«В детстве и отрочестве, — писал ты одному из твоих сподвижников-пастырей, — я зачитывался житиями святых и восхищался их героизмом, их святым воодушевлением, жалел, что времена не те и не придется переживать то, что они переживали. Времена переменились, открывается возможность терпеть ради Христа от своих и чужих. Тяжело страдать, но по мере наших страданий избыточествует и утешение от Бога. Трудно переступить этот Рубикон, границу, и всецело предаться воле Божией. Когда это совершится, тогда человек избыточествует утешением, не чувствует самых тяжких страданий, полный среди страданий радости и внутреннего покоя, он других влечет на страдания, чтобы они переняли то состояние, в котором находится счастливый страдалец. Об этом я ранее говорил другим, но мои страдания не достигли полной меры. Теперь, кажется, пришлось пережить почти все: тюрьму, суд, общественное заплевание, обречение и требование самой смерти под якобы народные аплодисменты, людскую неблагодарность, продажность, непостоянство и т. п., беспокойство и ответственность за судьбы других людей и даже за самую Церковь.
Страдания достигли своего апогея, но увеличилось и утешение. Я радостен и покоен, как всегда. Христос — наша жизнь, свет и покой. С Ним всегда и везде хорошо. За судьбу Церкви Божией я не боюсь. Веры надо больше, больше ее надо иметь нам, пастырям. Забыть свою самонадеянность, ум, ученость и дать место благодати Божией.

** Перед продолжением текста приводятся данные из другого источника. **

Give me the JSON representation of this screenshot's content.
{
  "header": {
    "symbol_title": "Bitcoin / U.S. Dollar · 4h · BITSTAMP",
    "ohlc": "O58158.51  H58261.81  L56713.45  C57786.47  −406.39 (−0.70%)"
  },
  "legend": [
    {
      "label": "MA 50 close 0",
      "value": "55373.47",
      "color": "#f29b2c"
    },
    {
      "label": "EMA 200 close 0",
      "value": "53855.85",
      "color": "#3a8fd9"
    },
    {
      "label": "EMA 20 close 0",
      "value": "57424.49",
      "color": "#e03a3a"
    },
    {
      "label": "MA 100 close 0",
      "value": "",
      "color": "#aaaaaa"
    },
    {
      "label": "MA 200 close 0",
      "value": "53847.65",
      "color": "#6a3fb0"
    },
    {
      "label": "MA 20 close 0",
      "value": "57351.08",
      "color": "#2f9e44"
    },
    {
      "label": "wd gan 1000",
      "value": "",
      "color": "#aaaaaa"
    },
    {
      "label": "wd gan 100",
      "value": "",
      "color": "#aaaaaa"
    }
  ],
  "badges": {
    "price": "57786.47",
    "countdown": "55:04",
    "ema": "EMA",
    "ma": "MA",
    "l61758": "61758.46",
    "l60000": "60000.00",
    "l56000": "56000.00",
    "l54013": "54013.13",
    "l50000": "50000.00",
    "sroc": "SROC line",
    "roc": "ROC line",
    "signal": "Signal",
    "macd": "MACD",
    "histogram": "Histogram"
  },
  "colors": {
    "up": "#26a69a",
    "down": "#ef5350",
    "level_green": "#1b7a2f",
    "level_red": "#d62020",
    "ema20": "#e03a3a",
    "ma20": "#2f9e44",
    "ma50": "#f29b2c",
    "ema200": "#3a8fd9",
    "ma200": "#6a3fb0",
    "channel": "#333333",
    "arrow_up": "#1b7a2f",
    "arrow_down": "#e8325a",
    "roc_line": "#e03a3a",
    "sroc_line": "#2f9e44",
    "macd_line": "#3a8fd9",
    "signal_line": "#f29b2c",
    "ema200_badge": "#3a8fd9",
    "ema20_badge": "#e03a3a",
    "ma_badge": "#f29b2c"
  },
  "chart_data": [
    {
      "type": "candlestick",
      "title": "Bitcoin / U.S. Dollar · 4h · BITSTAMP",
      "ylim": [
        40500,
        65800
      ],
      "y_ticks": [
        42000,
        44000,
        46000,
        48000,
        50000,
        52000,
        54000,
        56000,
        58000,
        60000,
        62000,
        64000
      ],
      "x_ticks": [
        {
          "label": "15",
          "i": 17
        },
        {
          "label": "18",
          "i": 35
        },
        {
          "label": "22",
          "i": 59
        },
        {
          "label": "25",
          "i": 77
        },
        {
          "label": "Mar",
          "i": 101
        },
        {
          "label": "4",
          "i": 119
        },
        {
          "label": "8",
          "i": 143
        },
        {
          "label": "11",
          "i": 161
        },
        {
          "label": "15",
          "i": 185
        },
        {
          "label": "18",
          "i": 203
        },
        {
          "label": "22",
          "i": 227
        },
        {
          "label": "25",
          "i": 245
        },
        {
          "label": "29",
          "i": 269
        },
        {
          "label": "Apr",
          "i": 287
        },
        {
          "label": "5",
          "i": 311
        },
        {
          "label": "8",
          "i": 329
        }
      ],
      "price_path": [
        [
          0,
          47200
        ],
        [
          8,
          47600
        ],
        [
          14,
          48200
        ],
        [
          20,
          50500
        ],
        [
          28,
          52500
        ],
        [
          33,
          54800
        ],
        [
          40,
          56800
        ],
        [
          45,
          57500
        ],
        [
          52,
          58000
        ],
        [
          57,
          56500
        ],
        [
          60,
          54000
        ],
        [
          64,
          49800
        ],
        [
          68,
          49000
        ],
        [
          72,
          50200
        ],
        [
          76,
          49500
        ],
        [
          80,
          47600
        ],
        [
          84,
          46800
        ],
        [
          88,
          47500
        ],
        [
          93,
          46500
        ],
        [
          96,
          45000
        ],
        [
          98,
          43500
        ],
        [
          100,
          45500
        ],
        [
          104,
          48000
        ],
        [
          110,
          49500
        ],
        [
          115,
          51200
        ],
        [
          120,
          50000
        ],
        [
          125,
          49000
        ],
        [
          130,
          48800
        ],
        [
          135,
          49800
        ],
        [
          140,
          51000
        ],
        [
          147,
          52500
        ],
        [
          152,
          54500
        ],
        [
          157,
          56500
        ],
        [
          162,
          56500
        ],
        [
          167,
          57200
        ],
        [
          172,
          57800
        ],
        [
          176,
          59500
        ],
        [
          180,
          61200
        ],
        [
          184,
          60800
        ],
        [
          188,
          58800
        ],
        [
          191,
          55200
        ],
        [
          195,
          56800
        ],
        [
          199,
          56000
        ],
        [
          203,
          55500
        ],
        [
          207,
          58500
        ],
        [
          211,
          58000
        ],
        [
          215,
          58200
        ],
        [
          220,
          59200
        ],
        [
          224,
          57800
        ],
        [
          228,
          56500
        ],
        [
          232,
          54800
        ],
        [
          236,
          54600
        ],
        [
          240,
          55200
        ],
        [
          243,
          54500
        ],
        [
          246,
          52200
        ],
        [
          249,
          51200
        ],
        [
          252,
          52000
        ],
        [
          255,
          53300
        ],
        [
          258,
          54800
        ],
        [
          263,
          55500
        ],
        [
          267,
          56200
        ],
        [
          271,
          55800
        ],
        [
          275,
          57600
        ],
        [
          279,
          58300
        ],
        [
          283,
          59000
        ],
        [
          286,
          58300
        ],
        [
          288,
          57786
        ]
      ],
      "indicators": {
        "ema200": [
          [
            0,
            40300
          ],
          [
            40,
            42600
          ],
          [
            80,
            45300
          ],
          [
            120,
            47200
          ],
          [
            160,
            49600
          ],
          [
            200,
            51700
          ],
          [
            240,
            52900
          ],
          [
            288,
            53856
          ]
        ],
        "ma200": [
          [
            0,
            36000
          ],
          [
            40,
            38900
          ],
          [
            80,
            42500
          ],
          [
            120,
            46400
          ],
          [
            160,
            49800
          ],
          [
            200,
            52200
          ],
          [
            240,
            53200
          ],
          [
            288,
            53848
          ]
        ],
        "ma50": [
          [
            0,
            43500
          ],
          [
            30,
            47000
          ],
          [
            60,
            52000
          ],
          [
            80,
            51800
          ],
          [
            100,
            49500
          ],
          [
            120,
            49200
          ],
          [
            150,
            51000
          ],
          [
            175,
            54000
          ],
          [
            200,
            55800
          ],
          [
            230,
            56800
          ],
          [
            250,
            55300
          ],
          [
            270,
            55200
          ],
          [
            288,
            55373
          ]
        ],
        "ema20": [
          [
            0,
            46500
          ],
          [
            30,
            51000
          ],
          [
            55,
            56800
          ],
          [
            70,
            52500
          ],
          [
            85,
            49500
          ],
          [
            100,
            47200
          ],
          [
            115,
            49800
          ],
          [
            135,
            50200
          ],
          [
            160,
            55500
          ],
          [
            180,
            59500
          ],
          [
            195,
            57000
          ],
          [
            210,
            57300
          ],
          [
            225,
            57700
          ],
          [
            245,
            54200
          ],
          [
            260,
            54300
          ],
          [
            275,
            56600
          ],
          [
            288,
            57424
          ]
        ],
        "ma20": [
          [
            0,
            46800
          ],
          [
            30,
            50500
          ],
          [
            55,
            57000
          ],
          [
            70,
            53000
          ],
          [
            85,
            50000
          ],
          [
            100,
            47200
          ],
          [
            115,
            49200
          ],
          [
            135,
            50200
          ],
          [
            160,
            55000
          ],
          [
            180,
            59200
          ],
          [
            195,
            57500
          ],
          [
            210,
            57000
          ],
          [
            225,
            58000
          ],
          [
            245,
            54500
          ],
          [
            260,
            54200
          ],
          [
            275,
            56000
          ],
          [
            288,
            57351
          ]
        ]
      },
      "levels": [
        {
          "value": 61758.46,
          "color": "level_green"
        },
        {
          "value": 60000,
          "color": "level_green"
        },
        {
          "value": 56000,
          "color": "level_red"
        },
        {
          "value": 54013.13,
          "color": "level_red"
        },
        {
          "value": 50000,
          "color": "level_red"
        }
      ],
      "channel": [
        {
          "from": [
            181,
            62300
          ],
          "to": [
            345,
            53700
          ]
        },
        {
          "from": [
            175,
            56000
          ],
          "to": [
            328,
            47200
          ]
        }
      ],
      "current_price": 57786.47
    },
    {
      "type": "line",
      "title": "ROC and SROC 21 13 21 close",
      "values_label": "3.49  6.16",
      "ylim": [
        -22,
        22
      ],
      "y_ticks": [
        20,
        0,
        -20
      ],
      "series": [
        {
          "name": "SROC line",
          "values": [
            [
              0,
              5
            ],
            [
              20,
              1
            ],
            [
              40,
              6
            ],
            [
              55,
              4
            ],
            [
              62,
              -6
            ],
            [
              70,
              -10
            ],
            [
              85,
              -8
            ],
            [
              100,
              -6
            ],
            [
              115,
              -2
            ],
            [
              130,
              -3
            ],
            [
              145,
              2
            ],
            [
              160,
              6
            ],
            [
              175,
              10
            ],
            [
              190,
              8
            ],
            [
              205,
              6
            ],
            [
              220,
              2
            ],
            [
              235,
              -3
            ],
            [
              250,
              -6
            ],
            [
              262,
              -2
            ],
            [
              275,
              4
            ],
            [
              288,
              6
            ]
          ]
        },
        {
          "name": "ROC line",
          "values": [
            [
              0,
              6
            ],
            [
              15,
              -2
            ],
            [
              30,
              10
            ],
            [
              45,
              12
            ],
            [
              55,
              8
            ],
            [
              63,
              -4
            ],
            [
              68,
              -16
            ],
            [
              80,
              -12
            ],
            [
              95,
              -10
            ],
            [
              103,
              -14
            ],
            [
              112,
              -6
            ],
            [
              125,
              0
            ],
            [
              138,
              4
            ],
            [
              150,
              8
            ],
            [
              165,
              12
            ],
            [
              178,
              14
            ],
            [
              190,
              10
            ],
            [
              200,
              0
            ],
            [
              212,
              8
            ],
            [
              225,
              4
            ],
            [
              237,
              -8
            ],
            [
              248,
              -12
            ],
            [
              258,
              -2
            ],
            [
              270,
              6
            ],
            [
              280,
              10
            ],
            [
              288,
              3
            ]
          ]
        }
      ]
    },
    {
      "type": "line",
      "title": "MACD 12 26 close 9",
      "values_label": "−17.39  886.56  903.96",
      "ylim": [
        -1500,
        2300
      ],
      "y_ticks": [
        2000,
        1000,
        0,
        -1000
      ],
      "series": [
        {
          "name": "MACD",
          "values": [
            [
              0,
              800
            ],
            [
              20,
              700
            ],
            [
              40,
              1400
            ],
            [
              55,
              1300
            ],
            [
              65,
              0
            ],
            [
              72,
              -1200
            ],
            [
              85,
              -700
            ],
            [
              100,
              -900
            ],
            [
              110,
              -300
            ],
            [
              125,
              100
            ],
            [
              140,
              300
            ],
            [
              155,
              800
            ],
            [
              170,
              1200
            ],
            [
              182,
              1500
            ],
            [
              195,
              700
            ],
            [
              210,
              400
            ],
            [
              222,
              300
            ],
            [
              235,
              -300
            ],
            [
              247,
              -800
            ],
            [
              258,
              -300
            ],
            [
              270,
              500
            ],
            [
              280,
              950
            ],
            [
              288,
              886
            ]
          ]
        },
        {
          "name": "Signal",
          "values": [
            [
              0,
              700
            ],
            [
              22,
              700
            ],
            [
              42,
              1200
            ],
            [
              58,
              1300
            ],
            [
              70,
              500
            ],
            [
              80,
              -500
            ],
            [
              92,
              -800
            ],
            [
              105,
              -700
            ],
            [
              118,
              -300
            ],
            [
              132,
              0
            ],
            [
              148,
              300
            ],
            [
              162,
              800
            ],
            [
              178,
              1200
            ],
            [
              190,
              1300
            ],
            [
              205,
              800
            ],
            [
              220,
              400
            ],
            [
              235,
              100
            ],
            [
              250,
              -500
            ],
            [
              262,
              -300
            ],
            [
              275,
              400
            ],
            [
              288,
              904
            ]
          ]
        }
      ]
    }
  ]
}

Странны рассуждения некоторых, может быть, и верующих пастырей (разумею Платонова): надо хранить живые силы, т. е. их ради поступиться всем. Тогда Христос на что? Не Платоновы, Вениамины и т. п. спасают Церковь, а Христос. Та точка, на которую они пытаются встать, погибель для Церкви. Надо себя не жалеть для Церкви, а не Церковью жертвовать ради себя. Теперь время суда. Люди и ради политических убеждений жертвуют всем. Посмотрите, как держат себя эсеры и другие. Нам ли, христианам, да еще иереям, не проявить подобного мужества даже до смерти, если есть сколько-нибудь веры во Христа, в жизнь будущего века?!»
Сколько возвышенной силы в этих кротких и смиренных словах, запечатленных твоею смертью!
Радостный, ты шел на крест, отвергнув последнее искушение «пожалеть себя для Церкви».
По завету Св. Апостолов ты не захотел высокомудрствовать о себе и предпочел душу свою положить за Церковь, вместо того, чтобы уклоняться в словеса лукавствия и ставить немощное человеческое выше силы и мудрости Божией.
И так как ты до конца прошел по стопам Подвигоположника, Он за верность и кротость освятил и возвеличил тебя, покорив под ноги твои самих врагов Церкви, вынужденных потом исповедовать перед людьми твои неповинные страдания и поклониться им.
Так исполнилось желание твоего сердца: ты обрел и жребий и венец страстотерпцев Христовых и смертно купил себе вечную жизнь.
Так же поступили и многие другие архиереи и священники Бога Вышнего, призванные пострадать за свидетельство, которое они имели (Отк VI, 9).
Когда начались дни огненного испытания для Церкви и Господь не восхотел принять от нас всесожжения и жертвы, они не стали советоваться с плотию и кровию, но, уразумевши Его волю, сами принесли себя в непорочное заколение (Евр X, 69). Вслед за Вечным Первосвященником и Ходатаем Нового Завета они вошли во святилище с своею кровию, да очистятся грехи людские (Евр IX, 12–15), ибо без пролития крови не бывает прощения (22). Среди искушений и мук эти истинные пастыри не оставили первую любовь свою (Отк II, 4), воспламенившую некогда их сердца желанием священства, и сохранили даже до последнего издыхания целым и невредимым залог, врученный им при рукоположении.
Славны ваши имена, мужественные страстотерпцы, которых ни жизнь, ни смерть, ни настоящее, ни грядущее, ни высота суетных отличий, ни глубина уничижения — ничто не могло отлучить от любви Божией во Христе Иисусе (Рим VIII, 38, 39).
Ваш пример показал воочию, что «можно убить, но не победить священника Божия, держащегося Евангелия и сохраняющего заповеди Божии», как вещает нам один из древних священномучеников.